Editorial
Published: April 17, 2010
Last month Democrats on the Senate banking committee passed a reasonably tough financial regulatory reform bill. Now Republican leaders have suddenly begun lashing out against it.
Did they belatedly discover some problem? No. They suddenly realized that their bet that reform would be watered down as it moved along might not pan out.
Their battle cry of “no more bailouts” is disingenuous. They are not worried that reform will make bankers’ lives too easy, they are worried that it will make them too hard.
The Republicans started loudly objecting only after Senator Blanche Lincoln, an Arkansas Democrat who is chairwoman of the agriculture committee, took an unexpectedly strong stand in favor of reining in financial derivatives, the complex and largely unregulated instruments that were at the heart of the financial crisis. (Her committee has jurisdiction, because derivatives have long been used to trade commodities.)
The agriculture committee’s bill will be folded into the banking committee’s larger legislation, which includes other important reforms like consumer protection and the systemwide regulation of risk.
Of all the regulatory changes under consideration, the outcome of derivatives reform is arguably the single most important issue for the banks.
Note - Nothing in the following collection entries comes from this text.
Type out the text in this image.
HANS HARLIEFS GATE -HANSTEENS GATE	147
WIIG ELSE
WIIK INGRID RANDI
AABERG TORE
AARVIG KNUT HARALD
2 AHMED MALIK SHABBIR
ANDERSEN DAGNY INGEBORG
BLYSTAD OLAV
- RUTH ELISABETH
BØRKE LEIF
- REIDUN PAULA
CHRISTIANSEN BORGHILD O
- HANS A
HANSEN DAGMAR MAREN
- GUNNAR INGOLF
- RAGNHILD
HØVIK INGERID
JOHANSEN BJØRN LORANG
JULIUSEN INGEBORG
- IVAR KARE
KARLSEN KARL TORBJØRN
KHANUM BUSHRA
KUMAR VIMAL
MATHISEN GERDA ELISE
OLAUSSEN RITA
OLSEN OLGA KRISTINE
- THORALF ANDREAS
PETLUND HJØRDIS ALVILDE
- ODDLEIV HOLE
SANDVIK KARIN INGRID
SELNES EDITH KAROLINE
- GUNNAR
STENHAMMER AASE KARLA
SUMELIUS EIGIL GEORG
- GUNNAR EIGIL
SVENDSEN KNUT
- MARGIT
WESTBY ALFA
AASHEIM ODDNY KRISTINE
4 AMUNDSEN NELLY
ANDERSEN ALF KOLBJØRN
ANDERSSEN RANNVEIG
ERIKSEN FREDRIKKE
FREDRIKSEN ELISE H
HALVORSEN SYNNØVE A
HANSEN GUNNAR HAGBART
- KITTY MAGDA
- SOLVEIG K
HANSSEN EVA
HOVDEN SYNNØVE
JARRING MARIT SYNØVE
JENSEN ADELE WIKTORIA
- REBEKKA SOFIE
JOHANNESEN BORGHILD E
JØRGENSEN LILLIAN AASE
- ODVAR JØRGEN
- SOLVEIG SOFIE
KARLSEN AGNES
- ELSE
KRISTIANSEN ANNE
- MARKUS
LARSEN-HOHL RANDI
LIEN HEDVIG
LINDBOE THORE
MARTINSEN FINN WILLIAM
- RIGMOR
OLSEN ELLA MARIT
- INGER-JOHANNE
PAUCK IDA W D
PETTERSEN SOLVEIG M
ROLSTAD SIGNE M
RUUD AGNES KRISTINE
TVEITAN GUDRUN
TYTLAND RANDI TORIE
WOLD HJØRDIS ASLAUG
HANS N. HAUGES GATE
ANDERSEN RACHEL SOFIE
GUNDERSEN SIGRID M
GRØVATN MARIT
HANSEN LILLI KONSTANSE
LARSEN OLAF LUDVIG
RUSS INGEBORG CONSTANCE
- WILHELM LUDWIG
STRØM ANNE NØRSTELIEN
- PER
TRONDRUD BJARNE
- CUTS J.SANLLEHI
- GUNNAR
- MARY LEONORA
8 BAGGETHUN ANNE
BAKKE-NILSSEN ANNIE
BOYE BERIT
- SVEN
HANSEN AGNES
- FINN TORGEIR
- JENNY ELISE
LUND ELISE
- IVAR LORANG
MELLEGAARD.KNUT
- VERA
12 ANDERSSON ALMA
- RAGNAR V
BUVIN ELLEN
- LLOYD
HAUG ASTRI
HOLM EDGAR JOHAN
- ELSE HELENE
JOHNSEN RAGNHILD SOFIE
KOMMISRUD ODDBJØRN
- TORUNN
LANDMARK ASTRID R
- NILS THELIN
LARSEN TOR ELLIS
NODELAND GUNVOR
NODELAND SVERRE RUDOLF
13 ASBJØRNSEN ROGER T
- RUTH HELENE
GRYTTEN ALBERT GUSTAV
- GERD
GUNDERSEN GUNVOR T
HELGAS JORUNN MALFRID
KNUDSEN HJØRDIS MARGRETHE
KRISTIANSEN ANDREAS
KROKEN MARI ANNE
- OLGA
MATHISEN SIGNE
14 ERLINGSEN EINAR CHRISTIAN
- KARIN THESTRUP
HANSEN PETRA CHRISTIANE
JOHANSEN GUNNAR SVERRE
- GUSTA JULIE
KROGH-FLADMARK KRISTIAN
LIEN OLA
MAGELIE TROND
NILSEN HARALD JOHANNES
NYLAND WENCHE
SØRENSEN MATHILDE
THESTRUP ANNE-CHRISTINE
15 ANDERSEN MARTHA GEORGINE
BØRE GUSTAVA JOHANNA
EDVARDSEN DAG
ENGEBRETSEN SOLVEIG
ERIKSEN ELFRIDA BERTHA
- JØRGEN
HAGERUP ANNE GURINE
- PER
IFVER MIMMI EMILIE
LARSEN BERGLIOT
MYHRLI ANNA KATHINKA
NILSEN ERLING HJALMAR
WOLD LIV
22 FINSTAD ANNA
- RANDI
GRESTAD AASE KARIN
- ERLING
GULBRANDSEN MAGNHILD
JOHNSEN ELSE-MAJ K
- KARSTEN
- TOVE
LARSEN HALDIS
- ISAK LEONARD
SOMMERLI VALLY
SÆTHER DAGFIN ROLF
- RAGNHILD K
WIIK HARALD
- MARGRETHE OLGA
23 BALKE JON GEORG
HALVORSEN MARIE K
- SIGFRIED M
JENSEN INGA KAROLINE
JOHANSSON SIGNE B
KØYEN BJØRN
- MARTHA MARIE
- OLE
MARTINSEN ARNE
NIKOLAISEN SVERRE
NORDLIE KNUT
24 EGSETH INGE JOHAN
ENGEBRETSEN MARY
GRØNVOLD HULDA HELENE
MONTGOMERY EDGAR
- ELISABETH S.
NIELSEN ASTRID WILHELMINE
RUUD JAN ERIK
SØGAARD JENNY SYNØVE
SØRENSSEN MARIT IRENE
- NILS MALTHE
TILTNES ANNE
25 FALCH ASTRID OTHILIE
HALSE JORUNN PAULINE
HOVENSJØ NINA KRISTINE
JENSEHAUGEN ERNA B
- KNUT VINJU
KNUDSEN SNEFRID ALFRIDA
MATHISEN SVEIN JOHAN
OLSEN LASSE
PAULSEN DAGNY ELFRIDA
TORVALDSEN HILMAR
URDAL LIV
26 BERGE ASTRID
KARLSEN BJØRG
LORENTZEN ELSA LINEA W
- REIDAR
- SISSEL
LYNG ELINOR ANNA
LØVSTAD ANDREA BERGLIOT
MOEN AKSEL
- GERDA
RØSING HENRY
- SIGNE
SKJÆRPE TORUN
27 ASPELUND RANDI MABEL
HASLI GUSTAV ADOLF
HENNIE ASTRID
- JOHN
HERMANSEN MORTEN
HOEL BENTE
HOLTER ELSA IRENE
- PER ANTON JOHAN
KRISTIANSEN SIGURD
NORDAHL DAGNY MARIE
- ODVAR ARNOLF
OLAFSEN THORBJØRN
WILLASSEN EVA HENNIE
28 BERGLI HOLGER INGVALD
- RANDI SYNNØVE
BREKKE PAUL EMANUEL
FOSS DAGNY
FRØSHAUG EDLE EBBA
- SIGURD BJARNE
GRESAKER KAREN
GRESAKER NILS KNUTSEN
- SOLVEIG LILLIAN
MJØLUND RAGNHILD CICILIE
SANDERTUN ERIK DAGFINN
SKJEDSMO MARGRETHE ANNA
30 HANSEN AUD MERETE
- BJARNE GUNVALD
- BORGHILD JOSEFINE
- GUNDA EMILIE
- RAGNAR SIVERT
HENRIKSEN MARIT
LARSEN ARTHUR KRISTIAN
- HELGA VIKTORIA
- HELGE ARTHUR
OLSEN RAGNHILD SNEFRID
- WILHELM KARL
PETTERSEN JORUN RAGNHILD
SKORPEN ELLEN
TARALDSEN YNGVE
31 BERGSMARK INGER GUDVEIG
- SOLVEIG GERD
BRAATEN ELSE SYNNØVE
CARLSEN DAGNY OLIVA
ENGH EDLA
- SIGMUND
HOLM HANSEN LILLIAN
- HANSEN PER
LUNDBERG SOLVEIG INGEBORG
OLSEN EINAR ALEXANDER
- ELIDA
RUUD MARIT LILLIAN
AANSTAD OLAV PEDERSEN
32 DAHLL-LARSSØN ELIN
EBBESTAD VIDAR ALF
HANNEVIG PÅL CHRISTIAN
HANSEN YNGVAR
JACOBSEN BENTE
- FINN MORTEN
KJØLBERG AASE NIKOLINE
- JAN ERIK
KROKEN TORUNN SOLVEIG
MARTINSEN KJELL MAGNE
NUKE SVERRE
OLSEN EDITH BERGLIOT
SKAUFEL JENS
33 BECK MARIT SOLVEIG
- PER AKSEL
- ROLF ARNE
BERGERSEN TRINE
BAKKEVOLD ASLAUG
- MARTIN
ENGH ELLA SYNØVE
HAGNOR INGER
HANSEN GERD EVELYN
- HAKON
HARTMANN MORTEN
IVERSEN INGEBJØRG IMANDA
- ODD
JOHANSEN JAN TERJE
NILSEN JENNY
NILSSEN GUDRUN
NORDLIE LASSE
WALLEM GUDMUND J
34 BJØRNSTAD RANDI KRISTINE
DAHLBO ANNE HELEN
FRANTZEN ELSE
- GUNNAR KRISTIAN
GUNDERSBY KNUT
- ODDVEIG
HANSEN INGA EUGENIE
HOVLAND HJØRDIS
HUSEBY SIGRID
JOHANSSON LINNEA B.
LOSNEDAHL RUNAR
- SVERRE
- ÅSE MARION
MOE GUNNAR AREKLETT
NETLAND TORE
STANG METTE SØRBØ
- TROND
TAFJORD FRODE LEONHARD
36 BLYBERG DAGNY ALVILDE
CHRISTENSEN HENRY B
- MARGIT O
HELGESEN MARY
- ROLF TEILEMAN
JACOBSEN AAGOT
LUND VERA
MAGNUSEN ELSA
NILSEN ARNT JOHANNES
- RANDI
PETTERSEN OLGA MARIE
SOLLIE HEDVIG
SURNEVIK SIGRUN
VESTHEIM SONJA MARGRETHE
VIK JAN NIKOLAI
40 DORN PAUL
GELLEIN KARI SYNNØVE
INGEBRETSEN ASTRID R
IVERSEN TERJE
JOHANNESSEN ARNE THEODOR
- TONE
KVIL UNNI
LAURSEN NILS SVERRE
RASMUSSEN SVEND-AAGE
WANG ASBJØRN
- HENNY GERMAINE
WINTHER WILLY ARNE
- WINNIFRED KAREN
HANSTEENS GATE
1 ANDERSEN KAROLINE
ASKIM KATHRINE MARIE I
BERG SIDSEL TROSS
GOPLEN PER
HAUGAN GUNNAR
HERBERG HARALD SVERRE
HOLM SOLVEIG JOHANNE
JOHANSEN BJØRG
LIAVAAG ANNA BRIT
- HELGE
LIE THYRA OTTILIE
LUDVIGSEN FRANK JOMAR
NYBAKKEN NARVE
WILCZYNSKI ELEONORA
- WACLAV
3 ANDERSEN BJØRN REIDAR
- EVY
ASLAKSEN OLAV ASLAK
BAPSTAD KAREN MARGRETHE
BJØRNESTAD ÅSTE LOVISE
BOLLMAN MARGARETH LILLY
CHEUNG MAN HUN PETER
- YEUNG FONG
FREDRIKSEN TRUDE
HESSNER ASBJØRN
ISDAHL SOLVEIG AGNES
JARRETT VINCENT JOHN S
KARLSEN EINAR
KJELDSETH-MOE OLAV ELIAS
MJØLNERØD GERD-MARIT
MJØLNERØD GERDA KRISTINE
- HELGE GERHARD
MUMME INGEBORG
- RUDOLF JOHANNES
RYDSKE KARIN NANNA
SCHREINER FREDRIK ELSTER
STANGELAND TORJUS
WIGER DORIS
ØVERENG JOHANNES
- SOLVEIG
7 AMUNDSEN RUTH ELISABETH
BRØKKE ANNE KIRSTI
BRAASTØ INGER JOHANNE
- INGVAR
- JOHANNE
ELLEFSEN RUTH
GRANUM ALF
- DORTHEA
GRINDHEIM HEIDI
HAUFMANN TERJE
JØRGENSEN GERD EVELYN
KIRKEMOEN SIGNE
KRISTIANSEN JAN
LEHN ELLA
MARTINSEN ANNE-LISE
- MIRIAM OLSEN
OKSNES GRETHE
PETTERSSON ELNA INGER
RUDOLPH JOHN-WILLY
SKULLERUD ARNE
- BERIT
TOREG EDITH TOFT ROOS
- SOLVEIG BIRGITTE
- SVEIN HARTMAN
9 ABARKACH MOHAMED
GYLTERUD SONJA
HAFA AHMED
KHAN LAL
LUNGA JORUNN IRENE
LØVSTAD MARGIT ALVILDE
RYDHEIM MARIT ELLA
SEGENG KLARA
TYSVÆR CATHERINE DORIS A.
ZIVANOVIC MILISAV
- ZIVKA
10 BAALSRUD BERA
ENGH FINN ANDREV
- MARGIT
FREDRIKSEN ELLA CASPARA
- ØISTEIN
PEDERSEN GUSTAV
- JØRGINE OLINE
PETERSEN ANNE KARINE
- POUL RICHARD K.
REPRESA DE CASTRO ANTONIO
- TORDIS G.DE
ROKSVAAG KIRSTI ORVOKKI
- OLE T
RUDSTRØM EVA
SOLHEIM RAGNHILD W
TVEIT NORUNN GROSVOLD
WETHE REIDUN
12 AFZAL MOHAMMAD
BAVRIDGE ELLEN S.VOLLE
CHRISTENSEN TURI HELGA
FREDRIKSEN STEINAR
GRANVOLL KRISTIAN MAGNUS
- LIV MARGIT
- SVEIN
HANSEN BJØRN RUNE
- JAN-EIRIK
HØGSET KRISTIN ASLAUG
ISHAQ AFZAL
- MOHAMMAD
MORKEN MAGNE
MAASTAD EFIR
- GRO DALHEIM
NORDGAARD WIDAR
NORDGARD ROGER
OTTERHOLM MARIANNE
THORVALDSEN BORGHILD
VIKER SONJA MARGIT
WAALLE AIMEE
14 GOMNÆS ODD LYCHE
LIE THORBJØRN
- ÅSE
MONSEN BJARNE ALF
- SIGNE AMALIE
Why? Because derivatives are where the money is.
An overarching aim of reform must be to ensure that all derivatives deals — many of which currently trade as one-on-one private contracts — are moved onto transparent, fully regulated exchanges. If that happens, banks stand to lose potentially billions of dollars in earnings. In addition to reducing systemwide risk, transparent trading would lead to more competitive pricing.